Question

A right triangle \(ABC\)is given with\(\angle A = \theta \)and\(|AC| = b\).\(CD\)is drawn perpendicular to\(AB,DE\)is drawn perpendicular to\(BC,EF \bot AB\),and this process is continued indefinitely as shown in the figure. Find the total length of all the perpendiculars.

\(\left| {CD} \right| + \left| {DE} \right| + \left| {EF} \right| + \left| {FG} \right| + ....\)

In terms of\(b\)and\(\theta \).

Short answer

The total length of all the perpendiculars is \(\frac{b}{{1 - \sin \theta }}\).

Step-by-step solution

Determine the values

Here, we have to find the sum of the sequence of perpendiculars of the given figure.

We have a side value \(b\) and angle \(\theta \).

We have to find \(\left| {CD} \right| + \left| {DE} \right| + \left| {EF} \right| + \left| {FG} \right| + ....\)

To find \(\left| {CD} \right|\)

In a triangle \(ADC\), \(\sin \left( \theta \right) = \frac{{\left| {CD} \right|}}{b}\)

\( \Rightarrow \left| {CD} \right| = b\sin \left( \theta \right)\)

Thus, the Value of \(\left| {CD} \right|\)in terms of \(b\)and\(\theta \).

To find \(\left| {DE} \right|\)

Now, notice that \(\theta \)appears many other places in the following figure.

Since \(AC\)and\(DC\)are parallel, ṣ\(\angle ACD = \angle EDC\). Then, we also have \(\angle EDC = \theta \).

And, we know that \(EDC\)is a right-triangle.
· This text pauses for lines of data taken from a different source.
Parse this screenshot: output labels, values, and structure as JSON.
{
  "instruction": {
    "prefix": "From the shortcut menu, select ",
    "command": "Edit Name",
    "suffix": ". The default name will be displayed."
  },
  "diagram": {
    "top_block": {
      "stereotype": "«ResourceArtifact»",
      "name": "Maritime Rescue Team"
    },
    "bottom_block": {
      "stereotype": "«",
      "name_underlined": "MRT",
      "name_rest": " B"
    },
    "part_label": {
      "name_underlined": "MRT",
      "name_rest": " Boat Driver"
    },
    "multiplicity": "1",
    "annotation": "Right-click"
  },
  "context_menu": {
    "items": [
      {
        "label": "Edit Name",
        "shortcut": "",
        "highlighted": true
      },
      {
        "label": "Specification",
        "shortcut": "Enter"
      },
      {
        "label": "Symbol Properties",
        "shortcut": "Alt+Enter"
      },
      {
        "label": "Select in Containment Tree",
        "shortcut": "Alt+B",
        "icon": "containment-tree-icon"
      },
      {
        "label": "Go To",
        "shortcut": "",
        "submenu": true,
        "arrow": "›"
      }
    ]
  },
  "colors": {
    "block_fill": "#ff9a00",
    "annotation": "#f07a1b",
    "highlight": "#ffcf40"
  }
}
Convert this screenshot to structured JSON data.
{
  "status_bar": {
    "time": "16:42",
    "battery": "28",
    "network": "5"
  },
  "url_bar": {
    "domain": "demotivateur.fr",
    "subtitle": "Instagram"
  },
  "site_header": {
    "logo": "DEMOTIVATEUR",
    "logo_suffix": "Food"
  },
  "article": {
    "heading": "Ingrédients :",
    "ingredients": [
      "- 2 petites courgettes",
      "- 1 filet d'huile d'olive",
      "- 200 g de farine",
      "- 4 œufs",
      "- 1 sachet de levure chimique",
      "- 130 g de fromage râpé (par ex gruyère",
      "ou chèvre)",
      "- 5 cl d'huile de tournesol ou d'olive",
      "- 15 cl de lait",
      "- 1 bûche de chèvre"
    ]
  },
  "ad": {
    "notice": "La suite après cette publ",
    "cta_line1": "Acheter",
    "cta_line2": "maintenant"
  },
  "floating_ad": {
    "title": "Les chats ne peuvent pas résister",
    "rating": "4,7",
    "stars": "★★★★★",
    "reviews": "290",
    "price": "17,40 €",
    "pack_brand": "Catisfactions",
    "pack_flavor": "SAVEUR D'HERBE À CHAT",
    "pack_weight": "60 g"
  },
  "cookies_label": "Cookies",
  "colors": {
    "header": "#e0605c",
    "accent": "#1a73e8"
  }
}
So, we can fill in\(\theta \)for all the corresponding angles of the smaller triangles.

Consider the triangle \(CDE\), we have

\(\begin{aligned}\sin \left( \theta \right) = \frac{{\left| {DE} \right|}}{{\left| {CD} \right|}}\\\left| {DE} \right| = \left| {CD} \right|\sin \left( \theta \right)\\ = b{\sin ^2}\left( \theta \right)\end{aligned}\)

Since \(CD = b\sin \left( \theta \right)\)

Finding the geometric sequence

In general, If \({a_n}\)and \({a_{n + 1}}\) are the lengths of the \({n^{th}}\) and \({\left( {n + 1} \right)^{th}}\) perpendiculars, we have

\(\begin{aligned}{l}\sin \left( \theta \right) = \frac{{{a_{n + 1}}}}{{{a_n}}}\\{a_{n + 1}} = {a_n}\sin (\theta )\end{aligned}\)

From the above expression it is show that each perpendicular length has an increasing factor of \(\sin \left( \theta \right)\).

Thus, the geometric series will be in the form of

\(\begin{aligned}\left| {CD} \right| + \left| {DE} \right| + \left| {EF} \right| + .... = b\sin \left( \theta \right) + b{\sin ^2}\left( \theta \right) + b{\sin ^3}\left( \theta \right) + .....\\ \Rightarrow b\left( {\sin \theta + {{\sin }^2}\theta + {{\sin }^3}\theta + ....} \right)\\ = \sum\limits_{n = 1}^\infty {b.{{\sin }^{n - 1}}\left( \theta \right)} \end{aligned}\)

Here, the geometric series formula is\({s_\infty } = \frac{a}{{1 - r}}\)where\(a = b\)and\(r = \sin \theta \)

Substitute the values into the series formula, we get\(\frac{b}{{1 - \sin \theta }}\)

Therefore, the total length of all the perpendiculars is given by the geometric series\(\frac{b}{{1 - \sin \theta }}\).